Éditorial Juillet 2019

Dès qu’une religion ou une tradition spirituelle se transfère d’un monde culturel à un autre, se pose la question d’une adaptation plus ou moins poussée. Dans son histoire asiatique, le bouddhisme a plus d’une fois rencontré ce défi, ce qui donna lieu à des tâtonnements et parfois à d’âpres débats. Son implantation en Occident suscite de même recherches et débats. Pour sa part, Marc Horemans déplore une tendance fréquente à «copier à l’identique» les traditions propres à telle école ou telle région de l’Asie. Il plaide pour davantage de liberté créative. Ce serait un «retour à l’origine de la tradition, avec sa flexibilité et sa signification profonde».

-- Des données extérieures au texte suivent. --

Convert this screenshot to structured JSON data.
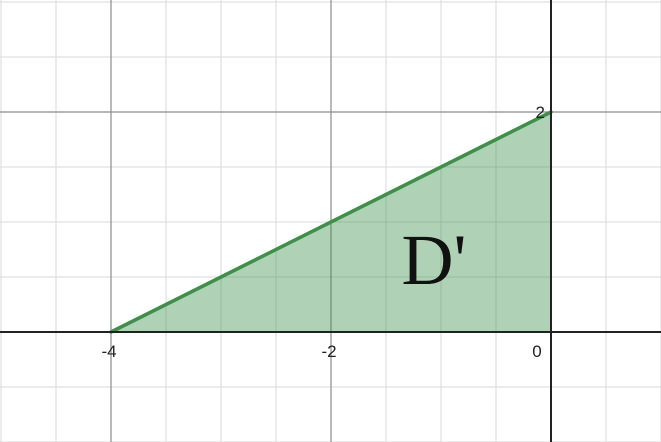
{
  "graph": {
    "x_ticks": [
      {
        "value": -4,
        "label": "-4"
      },
      {
        "value": -2,
        "label": "-2"
      },
      {
        "value": 0,
        "label": "0"
      }
    ],
    "y_ticks": [
      {
        "value": 2,
        "label": "2"
      }
    ],
    "x_range": [
      -5,
      1
    ],
    "y_range": [
      -1,
      3
    ],
    "grid": true,
    "region": {
      "label": "D'",
      "label_anchor": [
        -1,
        0.7
      ],
      "vertices": [
        [
          -4,
          0
        ],
        [
          0,
          2
        ],
        [
          0,
          0
        ]
      ],
      "fill_color": "#388c46",
      "fill_opacity": 0.4,
      "stroke_color": "#3d8f4a"
    },
    "colors": {
      "axis": "#222222",
      "major_grid": "#8c8c8c",
      "minor_grid": "#dadada"
    }
  }
}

Auteur d’ouvrages dans le champ de l’interreligieux, Paul Knitter montre que les principales traditions, notamment le bouddhisme et le christianisme, établissent un rapport étroit entre la relation à l’ultime ou au divin et l’amour ou la compassion pour autrui. Chacune à sa manière, elles invitent à une transformation: passer d’une attitude égocentrique à un élargissement du cœur et de notre compréhension du Réel. Sans ignorer les différences, on peut repérer ce qu’il appelle une non-dualité entre la sagesse ou connaissance et l’amour des êtres. Un bref essai d’un moine hindou lui apporte un éclairage complémentaire.

Il a déjà été question plus d’une fois, dans nos bulletins, du phénomène que, faute d’un meilleur terme, on appelle ‘double appartenance’. Bien que l’étiquette recouvre des situations et des expériences diverses, celles-ci soulèvent bien des interrogations dignes de notre attention. Nous sommes donc heureux de reprendre, avec l’aimable accord de la revue Spiritus, un dossier de quatre brefs textes. Loin de clore le débat, les quatre invités l’ouvrent plus largement mais avec le souci d’une parole à la fois modeste, nuancée et constructive.

Partant notamment de son expérience des rencontres interculturelles et interreligieuses dans le cadre des «Échanges spirituels Est-Ouest», Pierre de Béthune s’interroge sur la fraternité. Des proclamations rapides de fraternité universelle risquent d’être vides faute de reconnaitre les différences et l’étrangeté de l’autre. Offerte gratuitement, l’hospitalité respecte la différence. Si «le frère le plus proche reste, pour une part, un étranger, l’étranger le plus lointain est toujours, pour une part, un frère». L’hospitalité offerte – et plus encore l’hospitalité reçue – devient le chemin d’une authentique ‘fraternité originelle’.